I've often thought of education – my chosen field – as applied epistemology. This was a conceit. Education does not explore or enact the subtle, rich, body of epistemological thought. Education has an epistemology, a vulgar blunt-object affair that is, essentially, the product of the limitations of the structures of traditional schooling.
The problem can be seen if one looks at the act of assessing knowledge. As a teacher, you’re expected to assess the knowledge of the kid in front of you continuously through the learning process. What does the kid know when he or she comes to you? What do they come to know from your lessons? What do they know at the end of the unit? What do they know at the end of the year? What do they know while walking the stage in their cap and gown? This should all sound familiar.

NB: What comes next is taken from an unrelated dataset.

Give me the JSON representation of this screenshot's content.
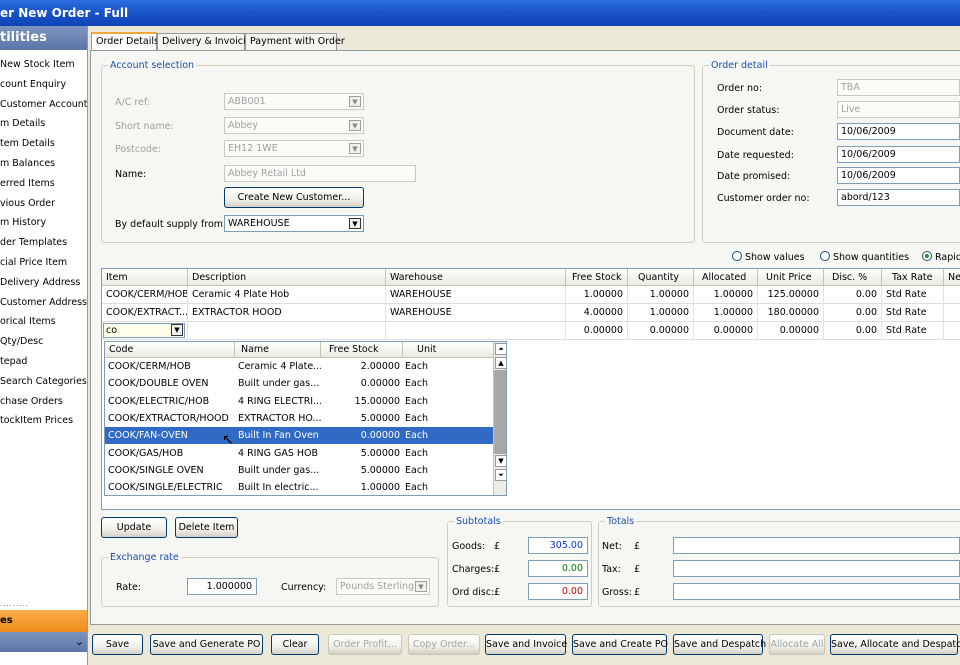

These reflect basic questions of epistemology. What is it possible to know? How do you know? How do you know what they know? How do they know what they know?
Brushing up on your epistemology won't help. In its most abstract form (if you’re talking about “neutral monism,” for example) epistemology provides no comfort to the teacher trying to determine whether or not the kid in front of her “gets” the Second Law of Thermodynamics. Every teacher knows you can’t directly access the kid’s knowledge. We recognize that typical school tests are a proxy for such direct knowledge. We recognize that with our assessments we are constructing epistemological “if-then” statements. We are setting up a condition with an outcome that would only be possible if the student held such knowledge. If the student can answer questions about the French Revolution on a test, then, it is supposed, they know about the French Revolution.
But we've all crammed for a test, and then forgotten it all in the moments following. Or even prepared diligently for a test, passed it, then spent months away from the subject, and needed a complete review in order to get up to speed. In either case, can we be said to know the material? Possibly. The honest teacher will concede that, even assuming it's a good test, the test elicits knowledge of what the kid knew at the moment they were taking the test.
Call this a straw man. “No educator,” you say, “would argue that knowledge, once achieved, is permanent and immutable.” But the structures of traditional education do exactly that, and many educators accept these structures because … well … what’re ya’ gonna do? Credits are gathered marking the supposedly steady accumulation of knowledge over the course of years. This asserts an epistemological stability that is illusory. If you learn something in class, this structure says, then you can add it to your accumulation of knowledge. You own it forever. Traditionally, decisions about promotion, graduation, and dispersal of resources are made based on exactly this model.
More importantly, the traditional assessment suffers from the problem of the false negative. The proxy/test may be constructed as such: if the kid answers this question, then that is evidence that the kid knows what I want them to know. But the inverse of that – if they don’t answer this question, then that is evidence that they don’t know – doesn't scan. Kids don’t answer questions correctly ... because they’re hungry. They’re pissed off. They’re indifferent to the material. They’re indifferent to you. They've fallen in love. They've fallen in love with you. They've fallen out of love. They’re sleepy. They’re wired. They’re about to be arrested for possession. Attendance is compulsory and the duty of every prisoner is to attempt escape! Etc. Etc. Etc.
There are many reasons a student might choose not to engage in a compelled behavior (in this case, answering a question on a test), and only one of those reasons is “ doesn't have the knowledge required.” To assert that such a wrong answer provides sufficient evidence of lack of knowledge is patently unethical. Yet educational structures urge us to do that all the time. Kid’s grades are averaged together, and the wrong answer is not only taken as evidence of momentary wrong knowledge, but that wrong answer contributes to the kid-algorithm as the measure of their knowledge. It becomes a grade, entered into their permanent record, the ultimate epistemological reifier!
Some assessments are better than others. Performance assessment – which was at one time cannily referred to as “authentic assessment” – asserts that, with skills, you can know if someone knows how to do something by watching them do it. And they’re right. If you want to know if a kid knows how to throw a ball, watching them throw a ball tells you that. But the problem of false negatives remains. Watching a kid not throw a ball, or throw a ball badly, doesn't tell you a thing about how well they are able to throw a ball. Assessment doesn't measure knowledge. It measures our ability to persuade students to behave in a way that can persuade us that they have demonstrated knowledge.
Does a careful study of epistemology provide a path towards assessing knowledge better, or more accurately? Or is it true that the only thing epistemology has to offer is solace in the form of epistemic humility. The Socratic mark of wisdom – I’m wise because I know I’m not wise – might prompt us to be more thoughtful and compassionate in the construction of our assessments – and in the construction of our relationships with kids. Many, many educators already evince this. Many are pushing to incorporate such humility in the structures of public education. This would be far more valuable than the illusion of certainty our structures currently pretend to.